See, also, State v. Shindler, (1994), 70 Ohio St.3d 54, 56-57 (defendant “must state
the motion's legal and factual bases with sufficient particularity to place the prosecutor
and the court on notice of the issues to be decided.”).
¶{26} The motion to suppress here asked for suppression of any physical
evidence seized as a result of an illegal search and seizure and of any other items
obtained during or following the unlawful arrest, search, seizure, and investigation of
appellant. The motion then set forth three pages of law on when an investigative stop
is proper and what is reasonable suspicion. The motion talked about how a detention
for an otherwise proper stop could turn improper if the original suspicion dissipates
unless new reasonable suspicion arises during the original detention. This may have
led the state to believe that he was not contesting the stop of the vehicle but was
contesting his detention after the driver was arrested. However, alternative arguments
do not relieve the state of its burden on one of the arguments if the other fails. Plus,
the motion concluded with law on the constitutional reasonableness of a traffic stop.

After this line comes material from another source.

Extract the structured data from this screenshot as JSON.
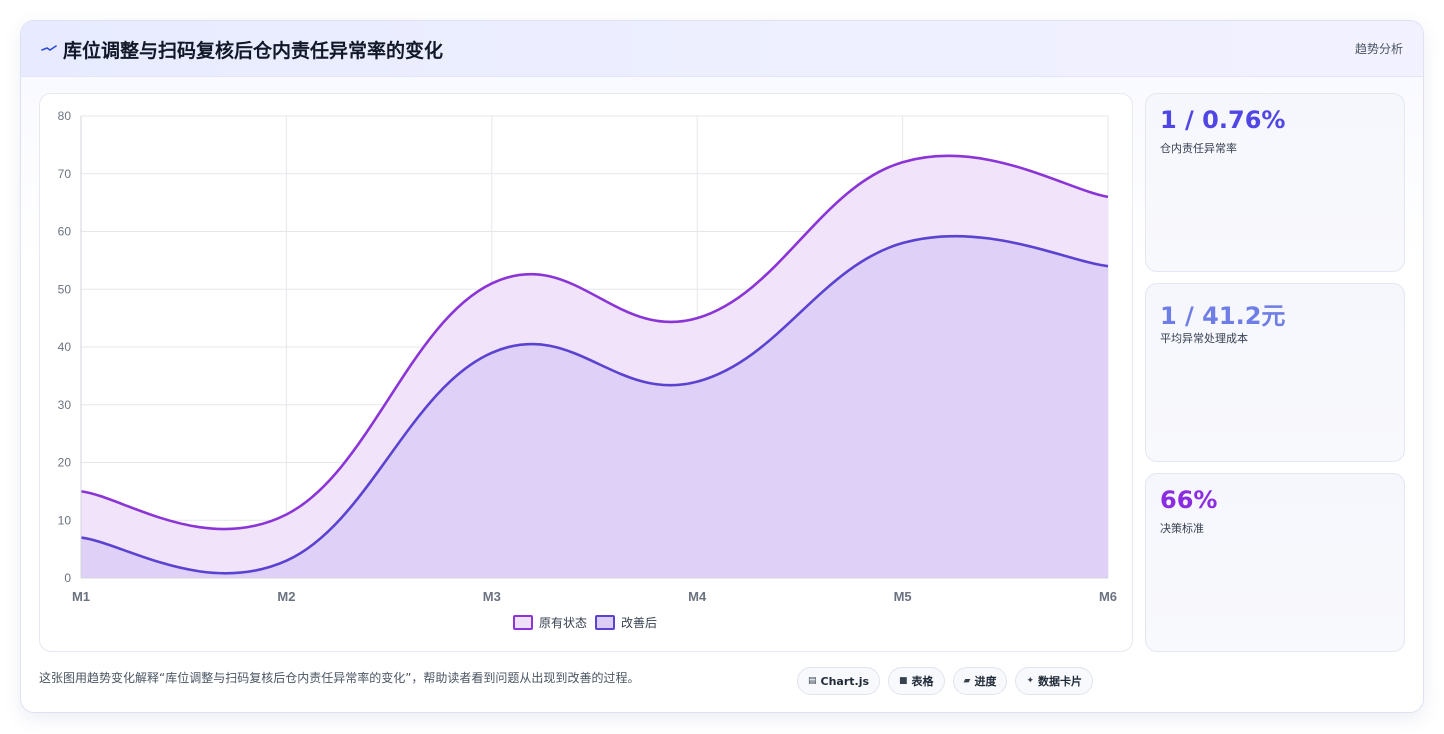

¶{27} We conclude that the motion filed in this case was sufficient to invoke the
state’s burden to present evidence on the reason for the initial stop at the suppression
hearing. As such, this assignment of error has merit. Appellant’s last two
1
assignments of error, alleging alternative reasons that his suppression motion should
have been granted, are moot.
¶{28} For the foregoing reasons, the judgment of the trial court denying
appellant’s motion to suppress is hereby reversed, and the case is remanded for
suppression of the evidence and disposal of the case by the state.
Waite, P.J., concurs.
DeGenaro, J., concurs.
1
“THE TRIAL COURT ERRED IN OVERRULING DEFENDANT/APPELLANT’S MOTION TO
SUPPRESS AS THE COCAINE AND OTHER CONTRABAND WERE THE FRUIT OF AN
UNCONSTITUTIONAL SEARCH AND SEIZURE AND THEREFORE MUST BE SUPPRESSED.”
“THE TRIAL COURT’S RULING ON THE DEFENDANT/APPELLANT’S MOTION TO
SUPPRESS MUST BE REVERSED BECAUSE THE COURT APPLIED THE WRONG STANDARD.”